Psoriasis is an immune system disorder induced by the interaction of the polygenic background and environmental factors. Tumor necrosis factor‐α (TNF‐α)‐induced protein 8‐like 2 (TNFAIP8L2, TIPE2), a regulator of immunity, is differentially expressed in tumors, inflammation, and autoimmune diseases. However, to our knowledge, no study has evaluated TIPE2 expression in patients with psoriasis vulgaris. The present case‐control study aimed to determine the expression levels of TIPE2 mRNA in the peripheral blood mononuclear cells (PBMCs) of patients with psoriasis vulgaris and analyze the correlation between TIPE2 and other inflammatory cytokine variations in the pathogenesis of psoriasis vulgaris.

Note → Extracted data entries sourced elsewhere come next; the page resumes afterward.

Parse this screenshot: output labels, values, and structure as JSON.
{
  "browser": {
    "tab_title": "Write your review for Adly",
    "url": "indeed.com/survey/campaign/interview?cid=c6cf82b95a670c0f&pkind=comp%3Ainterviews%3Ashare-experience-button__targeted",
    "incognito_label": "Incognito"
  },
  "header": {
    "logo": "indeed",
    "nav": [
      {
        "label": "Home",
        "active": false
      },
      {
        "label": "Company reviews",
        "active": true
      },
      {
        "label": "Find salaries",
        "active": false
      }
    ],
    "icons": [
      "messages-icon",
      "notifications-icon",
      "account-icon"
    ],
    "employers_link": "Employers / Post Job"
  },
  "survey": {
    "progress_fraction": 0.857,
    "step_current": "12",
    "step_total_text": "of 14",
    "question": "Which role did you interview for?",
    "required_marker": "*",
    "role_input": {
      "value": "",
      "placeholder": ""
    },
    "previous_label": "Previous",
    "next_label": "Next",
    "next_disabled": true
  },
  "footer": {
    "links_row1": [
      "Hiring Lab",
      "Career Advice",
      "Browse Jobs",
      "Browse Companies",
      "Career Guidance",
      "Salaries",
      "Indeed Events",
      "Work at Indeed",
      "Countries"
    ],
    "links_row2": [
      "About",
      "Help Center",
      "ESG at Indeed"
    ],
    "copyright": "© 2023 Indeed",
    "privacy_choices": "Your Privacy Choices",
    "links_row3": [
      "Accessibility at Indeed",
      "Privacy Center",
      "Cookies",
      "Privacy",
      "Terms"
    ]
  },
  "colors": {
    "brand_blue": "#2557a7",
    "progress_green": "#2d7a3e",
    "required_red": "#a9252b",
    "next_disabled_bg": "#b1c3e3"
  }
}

Thirty‐three patients with psoriasis vulgaris and thirty‐one healthy volunteers were enrolled from October 2021 to March 2022. The mRNA expression levels of TIPE2, RELA (NF‐κb p65), TNF‐α, IL‐10, IL‐6, and IL‐1β in PBMCs were determined using qPCR. The severity of psoriasis vulgaris was determined according to the Psoriasis Area and Severity Index (PASI) scores. TIPE2 mRNA expression significantly decreased, while the expression of RELA, TNF‐α, IL‐10, IL‐6, and IL‐1β increased in patients with psoriasis vulgaris compared with that in the healthy control group. In addition, the expression levels of TIPE2, RELA, TNF‐α, and IL‐1β positively correlated with the PASI score. TIPE2 mRNA expression negatively correlated with IL‐6 and positively correlated with TNF‐α. Moreover, TIPE2 mRNA expression was higher in the active stage than that in the stationary stage. Notably, TNF‐α expression levels were higher in patients with psoriasis vulgaris combined with a history of respiratory infection. TIPE2 may contribute to the pathogenesis of psoriasis and be a potential biomarker of psoriasis vulgaris.